Horses have evolved to cope with cold weather much better than they are equipped to cope with the heat. Even at rest, extreme summer conditions can cause horses to become overheated and uncomfortable and this could develop into heat stroke. This is a very serious condition requiring Veterinary intervention.
In the wild, horses can protect themselves from the elements by moving to a place that is away from the worst weather conditions. Mountains, gullies and dense vegetation make very good shelter and windbreaks, and the herd environment offers adequate protection to keep wild horses comfortable.
In paddocks and yards, the domesticated horse may not have the option of finding natural shelter, so we must ensure that the horse does not become dehydrated, compromised or ill in high 30 – 40 degree days.
Here are some helpful hints and the signs you must look for that may warn that the horse is not coping and needs your help.
1. Firstly, make sure that you take care of yourself, wear appropriate clothes, keep well hydrated and stay as cool as possible, you will not be able to look after your horse if you succumb to heat induced fatigue or heat stroke. Change out of hot riding clothes as soon as you’re riding is done, but be sure to always wear appropriate and safe footwear when you are handling your horse.
2. Your horse must have plenty of fresh clean water. Ensure that the water has not been contaminated with bird droppings or an animal/bird falling in and contaminating the supply. If possible, keep the water cool. If the trough is tall and you have ponies or foals, ensure that they can reach the water when the level goes down.
3. Be sure that you keep your horse inside or move your horse to a paddock with shade and protection from the hot afternoon sun as direct radiant heat adds many degrees to the stated temperatures quoted by the Weather Bureau.
4. Sponge or hose your horse away from the beating sun to provide some relief. It will really help to hose the neck, belly and legs. Do not persist with hosing the horse’s head if it is not readily accepted, as keeping the horse calm and at ease is important.
5. If the horse must be ridden or trained on an excessively hot day, ensure that you start early in the morning and attend to a thorough cooling down procedure.
6. Cool wraps or ice packs applied to the legs provide an excellent and accelerated cooling process. Ensure that the horse’s legs are protected from the direct application of ice and do not leave ice wraps for longer than recommended, as too much of a good thing can also be harmful
7. When the horse has finished work and cooled down, offer small sips of cool water to help them recover and curb thirst. An additive such as molasses may entice the horse to drink and replacing lost fluids is nature’s way of cooling down.
8. Horses will sweat more readily in hot weather and lose important body salts that are important to recovery. It is prudent to add electrolytes to water (or other administration methods may be preferable such as syringe or powder added to feed). This is particularly important for horses in training for coming competitions when the maintenance of peak condition and fitness is important.
9. Sick horses could be compromised in their ability to stay cool and it may be necessary to confine the horse in a stable or loose box and sponge regularly and set up an electric fan (even better, a misting fan) to blow cooling air over the horse. This can be of great benefit in the really hot part of the day. Your Vet will advise if prescribed medications could raise the horse’s temperature or are likely to have an affect on your horse’s natural cooling ability.
10. Horses with white noses are prone to sunburn and it is important to provide protection by way of a layer of zinc cream, SPF 50 or other special sunburn preventative, on a daily basis. Saddleworld stores have many protection options that are very effective. If the horse gets a sunburned nose or nostrils, the skin will blister and form painful scabs. Untreated and unprotected it can develop into an ongoing condition that is very difficult to manage.
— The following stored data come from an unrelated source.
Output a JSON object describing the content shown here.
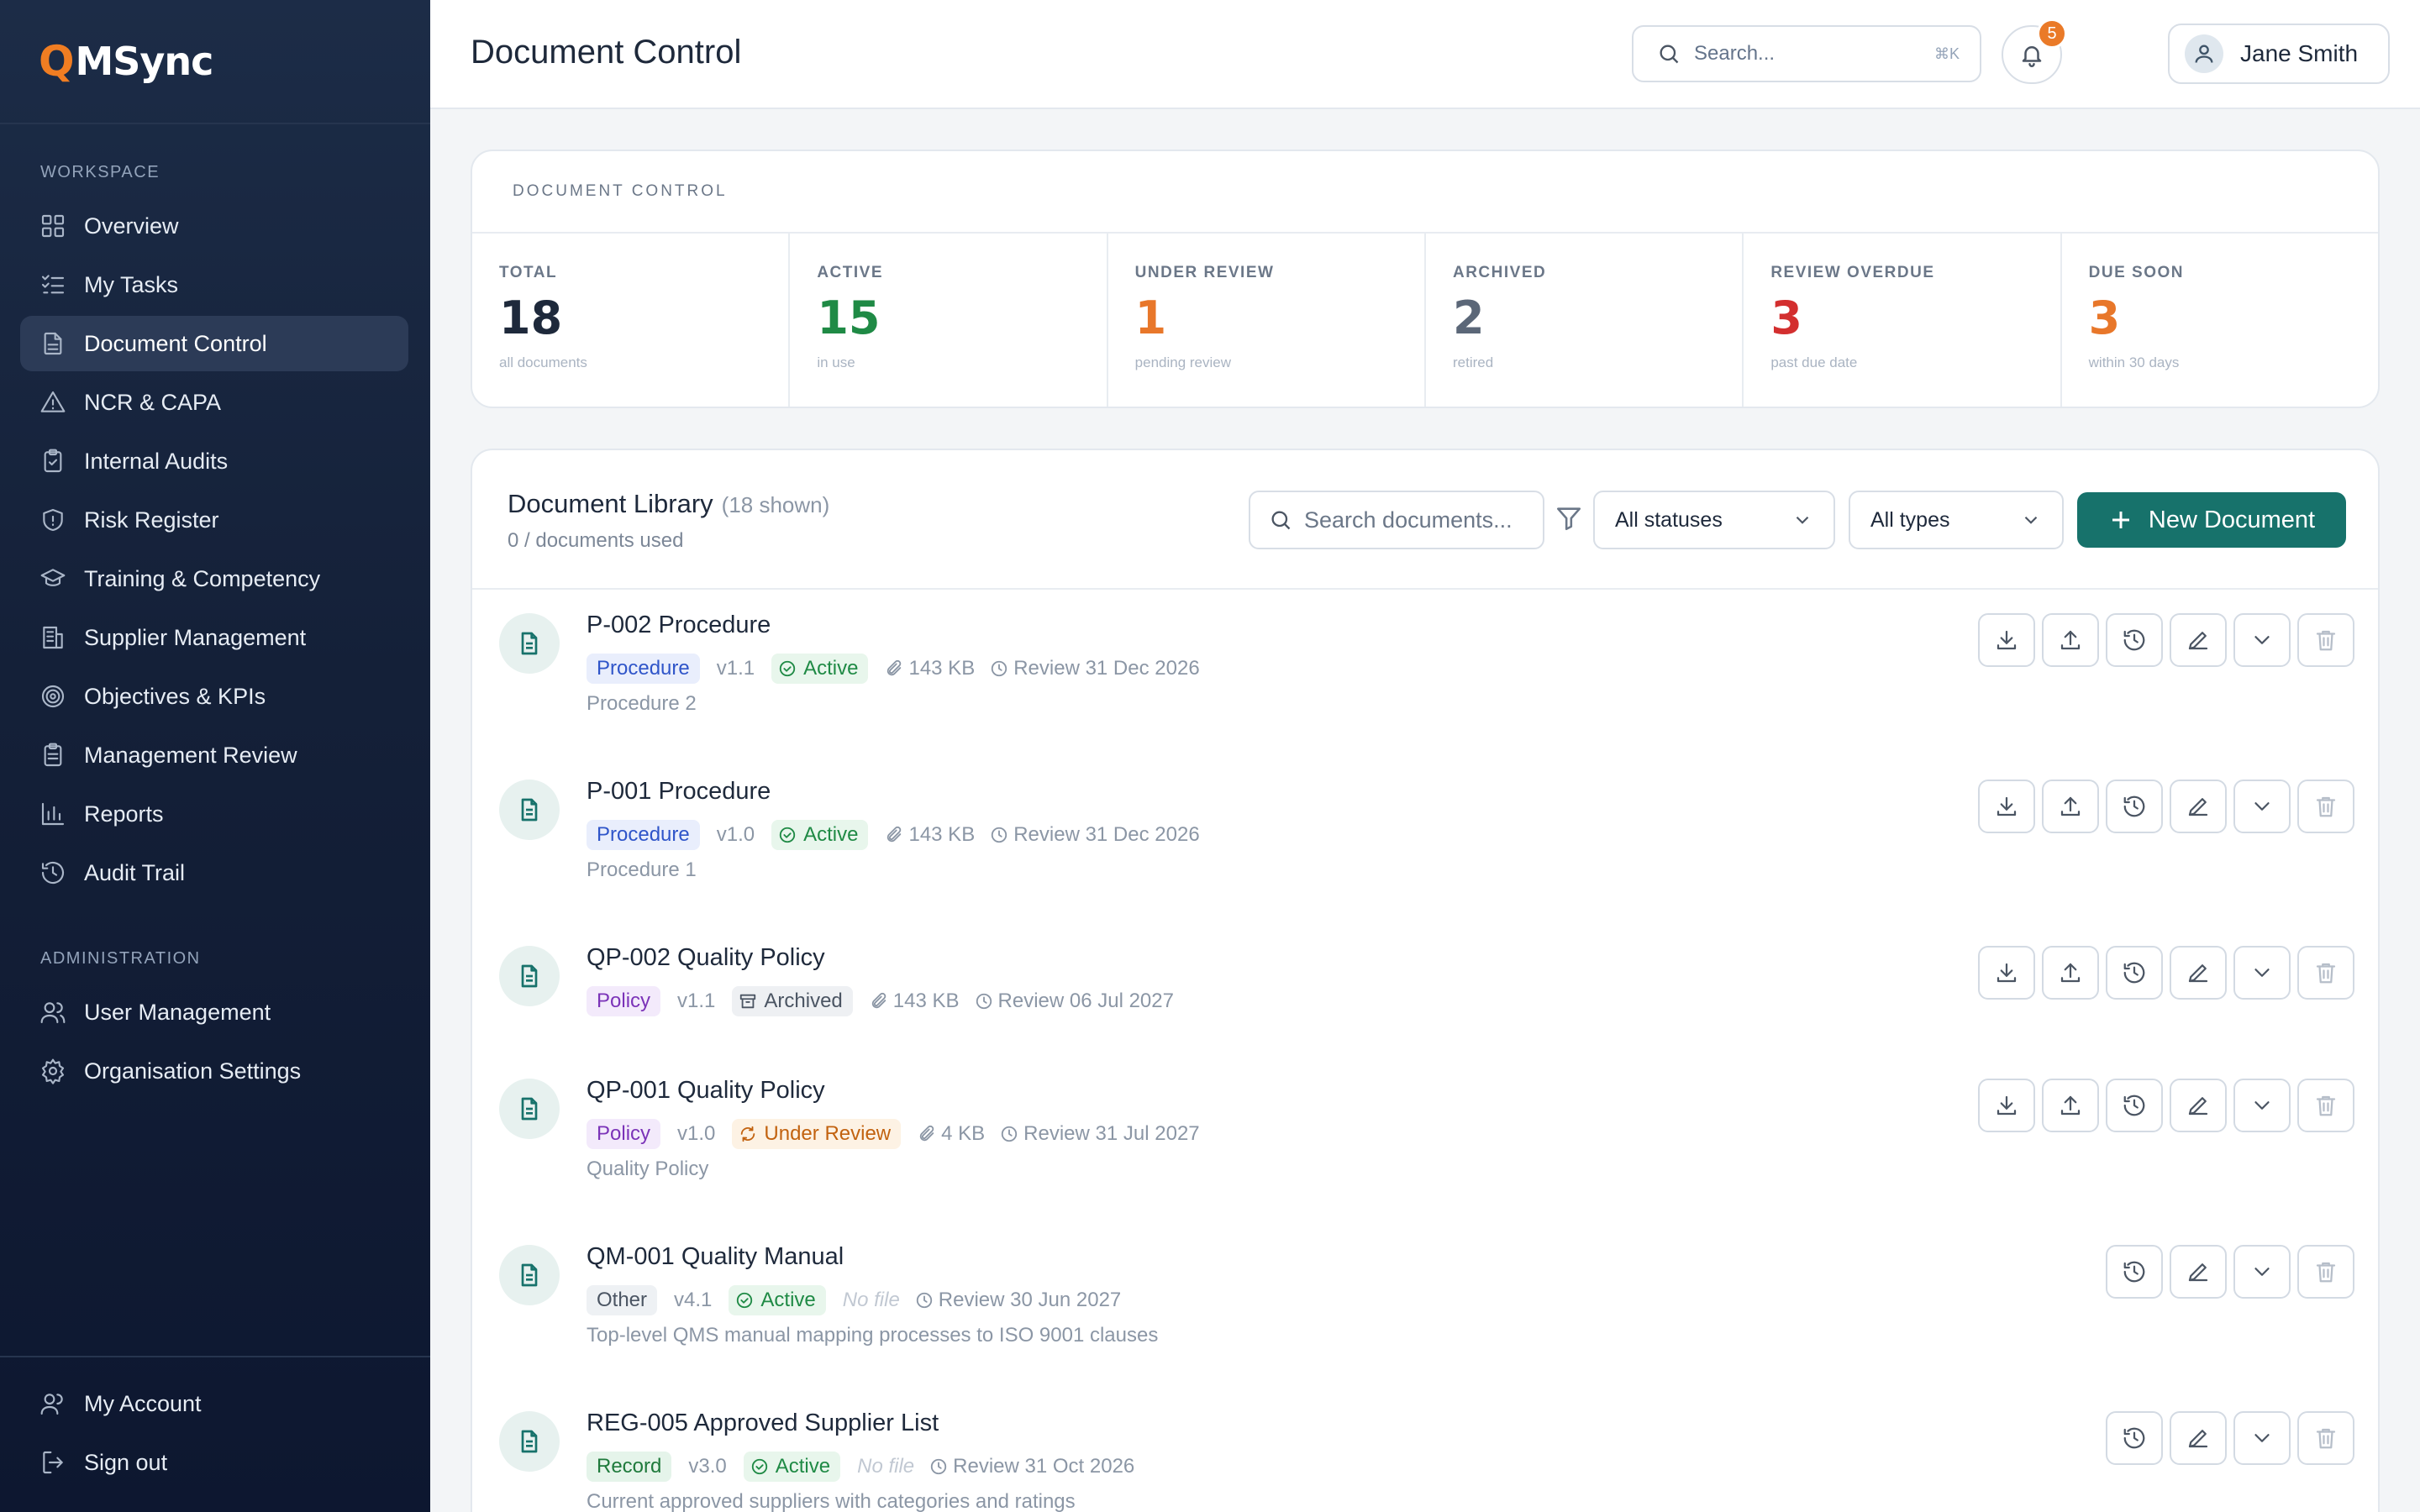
{
  "brand": {
    "q": "Q",
    "name": "MSync",
    "accent": "#f07d22"
  },
  "sidebar": {
    "workspace_title": "WORKSPACE",
    "admin_title": "ADMINISTRATION",
    "items": [
      {
        "label": "Overview",
        "icon": "grid-icon"
      },
      {
        "label": "My Tasks",
        "icon": "checklist-icon"
      },
      {
        "label": "Document Control",
        "icon": "document-icon",
        "active": true
      },
      {
        "label": "NCR & CAPA",
        "icon": "warning-icon"
      },
      {
        "label": "Internal Audits",
        "icon": "clipboard-check-icon"
      },
      {
        "label": "Risk Register",
        "icon": "shield-icon"
      },
      {
        "label": "Training & Competency",
        "icon": "graduation-cap-icon"
      },
      {
        "label": "Supplier Management",
        "icon": "building-icon"
      },
      {
        "label": "Objectives & KPIs",
        "icon": "target-icon"
      },
      {
        "label": "Management Review",
        "icon": "clipboard-icon"
      },
      {
        "label": "Reports",
        "icon": "bar-chart-icon"
      },
      {
        "label": "Audit Trail",
        "icon": "history-icon"
      }
    ],
    "admin_items": [
      {
        "label": "User Management",
        "icon": "users-icon"
      },
      {
        "label": "Organisation Settings",
        "icon": "gear-icon"
      }
    ],
    "bottom_items": [
      {
        "label": "My Account",
        "icon": "user-icon"
      },
      {
        "label": "Sign out",
        "icon": "sign-out-icon"
      }
    ]
  },
  "header": {
    "title": "Document Control",
    "search_placeholder": "Search...",
    "search_shortcut": "⌘K",
    "notification_count": "5",
    "user_name": "Jane Smith"
  },
  "stats": {
    "heading": "DOCUMENT CONTROL",
    "items": [
      {
        "label": "TOTAL",
        "value": "18",
        "sub": "all documents",
        "color": "#1e293b"
      },
      {
        "label": "ACTIVE",
        "value": "15",
        "sub": "in use",
        "color": "#1f8a45"
      },
      {
        "label": "UNDER REVIEW",
        "value": "1",
        "sub": "pending review",
        "color": "#e8772a"
      },
      {
        "label": "ARCHIVED",
        "value": "2",
        "sub": "retired",
        "color": "#5b6778"
      },
      {
        "label": "REVIEW OVERDUE",
        "value": "3",
        "sub": "past due date",
        "color": "#d32f2f"
      },
      {
        "label": "DUE SOON",
        "value": "3",
        "sub": "within 30 days",
        "color": "#e8772a"
      }
    ]
  },
  "library": {
    "title": "Document Library",
    "count": "(18 shown)",
    "usage": "0 / documents used",
    "search_placeholder": "Search documents...",
    "status_filter": "All statuses",
    "type_filter": "All types",
    "new_button": "New Document",
    "documents": [
      {
        "title": "P-002 Procedure",
        "type": "Procedure",
        "version": "v1.1",
        "status": "Active",
        "size": "143 KB",
        "review": "Review 31 Dec 2026",
        "description": "Procedure 2"
      },
      {
        "title": "P-001 Procedure",
        "type": "Procedure",
        "version": "v1.0",
        "status": "Active",
        "size": "143 KB",
        "review": "Review 31 Dec 2026",
        "description": "Procedure 1"
      },
      {
        "title": "QP-002 Quality Policy",
        "type": "Policy",
        "version": "v1.1",
        "status": "Archived",
        "size": "143 KB",
        "review": "Review 06 Jul 2027",
        "description": ""
      },
      {
        "title": "QP-001 Quality Policy",
        "type": "Policy",
        "version": "v1.0",
        "status": "Under Review",
        "size": "4 KB",
        "review": "Review 31 Jul 2027",
        "description": "Quality Policy"
      },
      {
        "title": "QM-001 Quality Manual",
        "type": "Other",
        "version": "v4.1",
        "status": "Active",
        "size": "No file",
        "review": "Review 30 Jun 2027",
        "description": "Top-level QMS manual mapping processes to ISO 9001 clauses"
      },
      {
        "title": "REG-005 Approved Supplier List",
        "type": "Record",
        "version": "v3.0",
        "status": "Active",
        "size": "No file",
        "review": "Review 31 Oct 2026",
        "description": "Current approved suppliers with categories and ratings"
      }
    ]
  }
}
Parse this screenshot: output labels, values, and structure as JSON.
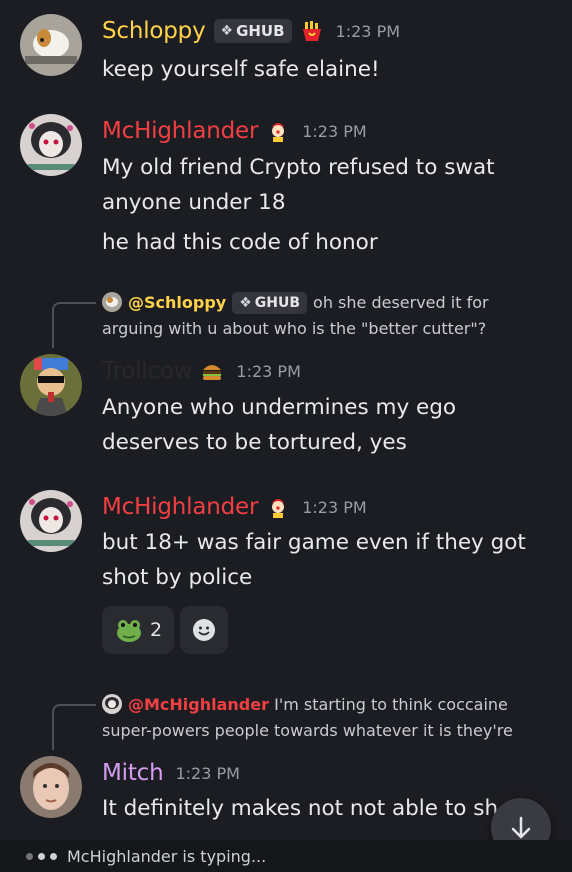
{
  "messages": {
    "m1": {
      "author": "Schloppy",
      "author_color": "#ffd24a",
      "tag": "GHUB",
      "tag_icon": "diamond-icon",
      "time": "1:23 PM",
      "lines": [
        "keep yourself safe elaine!"
      ]
    },
    "m2": {
      "author": "McHighlander",
      "author_color": "#f23f42",
      "time": "1:23 PM",
      "lines": [
        "My old friend Crypto refused to swat",
        "anyone under 18",
        "he had this code of honor"
      ]
    },
    "m3": {
      "reply_author": "@Schloppy",
      "reply_tag": "GHUB",
      "reply_text": "oh she deserved it for arguing with u about who is the \"better cutter\"?",
      "author": "Trollcow",
      "author_color": "#27282c",
      "time": "1:23 PM",
      "lines": [
        "Anyone who undermines my ego",
        "deserves to be tortured, yes"
      ]
    },
    "m4": {
      "author": "McHighlander",
      "author_color": "#f23f42",
      "time": "1:23 PM",
      "lines": [
        "but 18+ was fair game even if they got",
        "shot by police"
      ],
      "reaction_count": "2"
    },
    "m5": {
      "reply_author": "@McHighlander",
      "reply_author_color": "#f23f42",
      "reply_text": "I'm starting to think coccaine super-powers people towards whatever it is they're",
      "author": "Mitch",
      "author_color": "#d59cf0",
      "time": "1:23 PM",
      "lines": [
        "It definitely makes not not able to sh"
      ]
    }
  },
  "typing": {
    "text": "McHighlander is typing..."
  }
}
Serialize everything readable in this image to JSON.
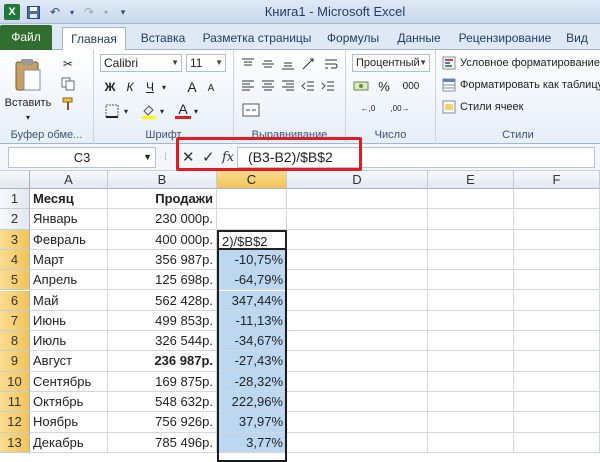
{
  "titlebar": {
    "title": "Книга1  -  Microsoft Excel",
    "app_logo": "X"
  },
  "tabs": [
    "Файл",
    "Главная",
    "Вставка",
    "Разметка страницы",
    "Формулы",
    "Данные",
    "Рецензирование",
    "Вид"
  ],
  "ribbon": {
    "clipboard": {
      "paste_label": "Вставить",
      "group_label": "Буфер обме..."
    },
    "font": {
      "font_name": "Calibri",
      "font_size": "11",
      "group_label": "Шрифт",
      "bold": "Ж",
      "italic": "К",
      "underline": "Ч",
      "grow": "A",
      "shrink": "A",
      "font_color": "A"
    },
    "alignment": {
      "group_label": "Выравнивание"
    },
    "number": {
      "format": "Процентный",
      "group_label": "Число"
    },
    "styles": {
      "conditional": "Условное форматирование",
      "as_table": "Форматировать как таблицу",
      "cell_styles": "Стили ячеек",
      "group_label": "Стили"
    }
  },
  "formula_bar": {
    "name_box": "C3",
    "fx": "fx",
    "formula": "(B3-B2)/$B$2"
  },
  "columns": [
    "A",
    "B",
    "C",
    "D",
    "E",
    "F"
  ],
  "rows": [
    {
      "n": "1",
      "a": "Месяц",
      "b": "Продажи",
      "c": "",
      "bold": true
    },
    {
      "n": "2",
      "a": "Январь",
      "b": "230 000р.",
      "c": ""
    },
    {
      "n": "3",
      "a": "Февраль",
      "b": "400 000р.",
      "c": "2)/$B$2"
    },
    {
      "n": "4",
      "a": "Март",
      "b": "356 987р.",
      "c": "-10,75%"
    },
    {
      "n": "5",
      "a": "Апрель",
      "b": "125 698р.",
      "c": "-64,79%"
    },
    {
      "n": "6",
      "a": "Май",
      "b": "562 428р.",
      "c": "347,44%"
    },
    {
      "n": "7",
      "a": "Июнь",
      "b": "499 853р.",
      "c": "-11,13%"
    },
    {
      "n": "8",
      "a": "Июль",
      "b": "326 544р.",
      "c": "-34,67%"
    },
    {
      "n": "9",
      "a": "Август",
      "b": "236 987р.",
      "c": "-27,43%",
      "bold_b": true
    },
    {
      "n": "10",
      "a": "Сентябрь",
      "b": "169 875р.",
      "c": "-28,32%"
    },
    {
      "n": "11",
      "a": "Октябрь",
      "b": "548 632р.",
      "c": "222,96%"
    },
    {
      "n": "12",
      "a": "Ноябрь",
      "b": "756 926р.",
      "c": "37,97%"
    },
    {
      "n": "13",
      "a": "Декабрь",
      "b": "785 496р.",
      "c": "3,77%"
    }
  ]
}
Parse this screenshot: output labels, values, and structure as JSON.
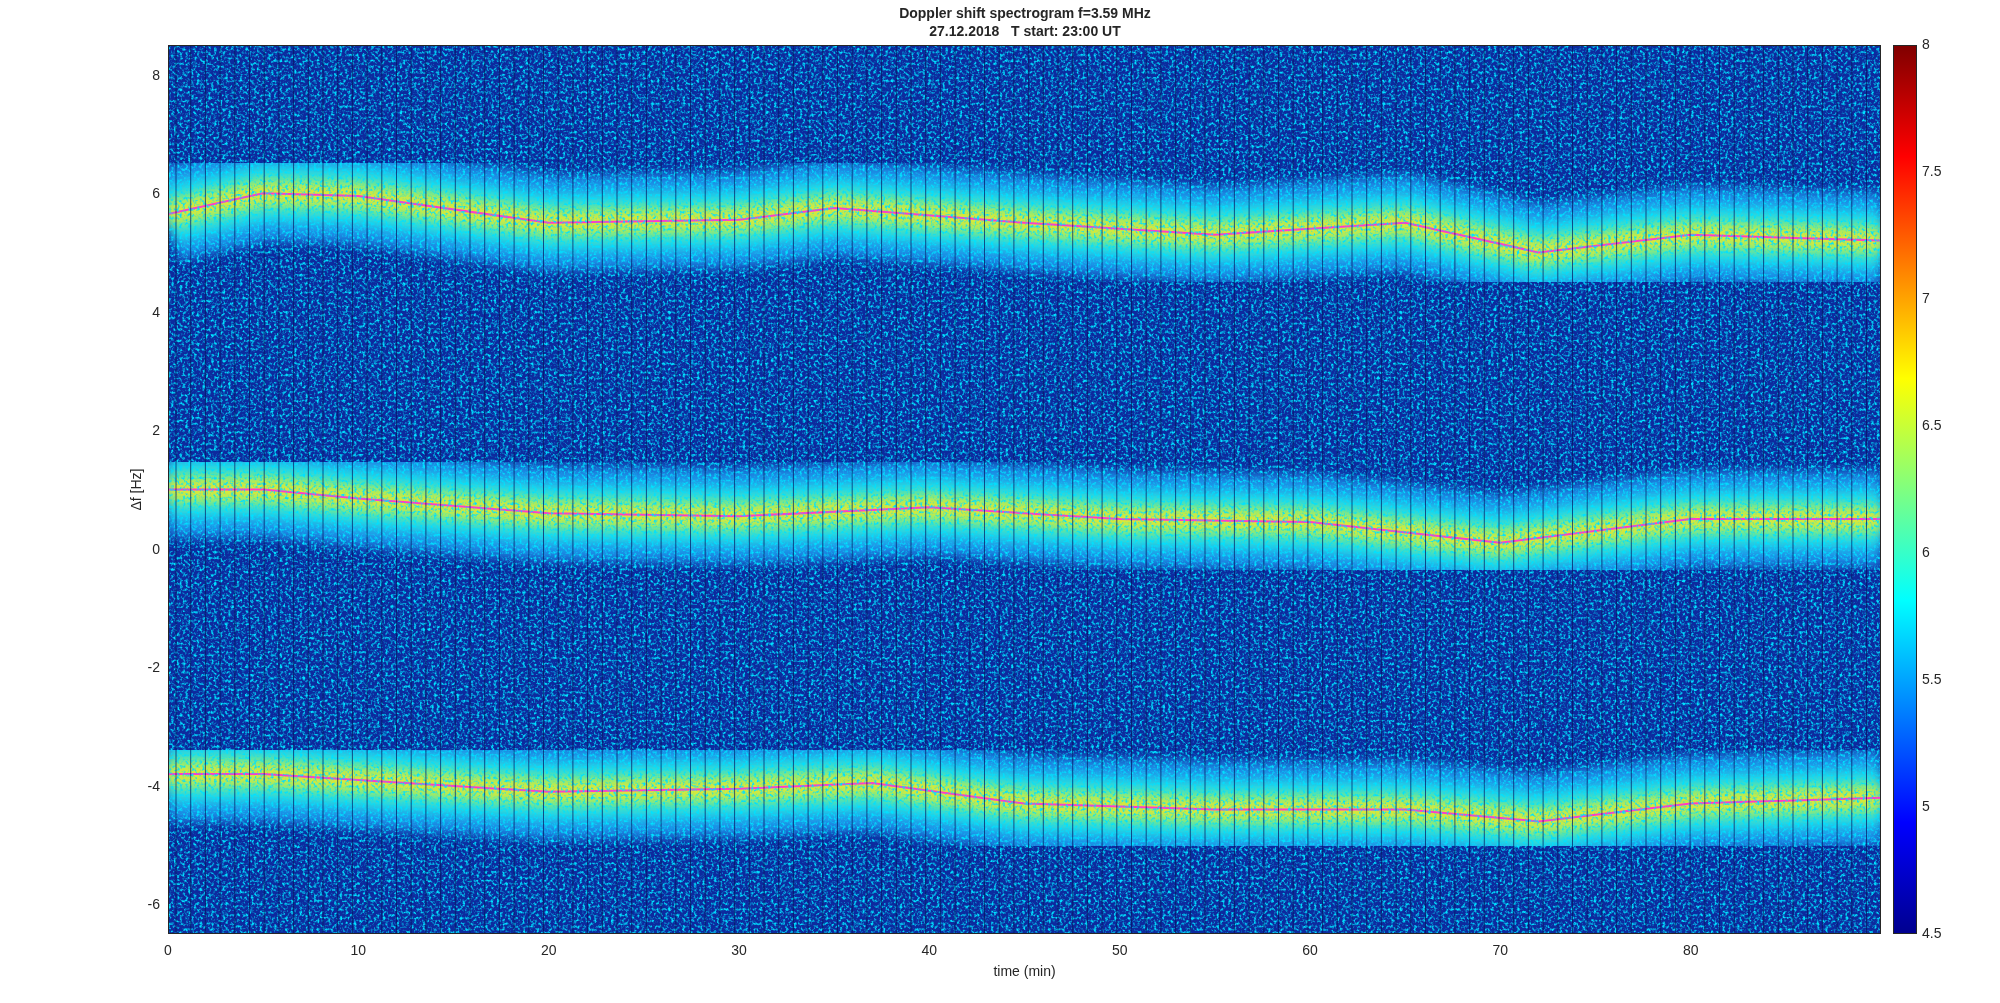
{
  "plot": {
    "title_lines": [
      "Doppler shift spectrogram f=3.59 MHz",
      "27.12.2018   T start: 23:00 UT"
    ],
    "xlabel": "time (min)",
    "ylabel": "Δf [Hz]",
    "xticks": [
      "0",
      "10",
      "20",
      "30",
      "40",
      "50",
      "60",
      "70",
      "80"
    ],
    "yticks": [
      "8",
      "6",
      "4",
      "2",
      "0",
      "-2",
      "-4",
      "-6"
    ],
    "colorbar_ticks": [
      "8",
      "7.5",
      "7",
      "6.5",
      "6",
      "5.5",
      "5",
      "4.5"
    ]
  }
}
A nose protection guard can be fitted to the halter and are ideal for horses turned out in a paddock.
11. Horses are troubled by flies and insects during hot weather and a fly veil and very light fly sheet can help to minimise the discomfort of biting or flying inspects which can add to the distress of hot weather. Saddleworld have a range of summer rugs to protect your horse and also allow for airflow.(Right: Eurohunter fly veil)
12. For horses particularly bothered by flies, insect repellents can provide extra and most welcome relief, but these need to be applied daily.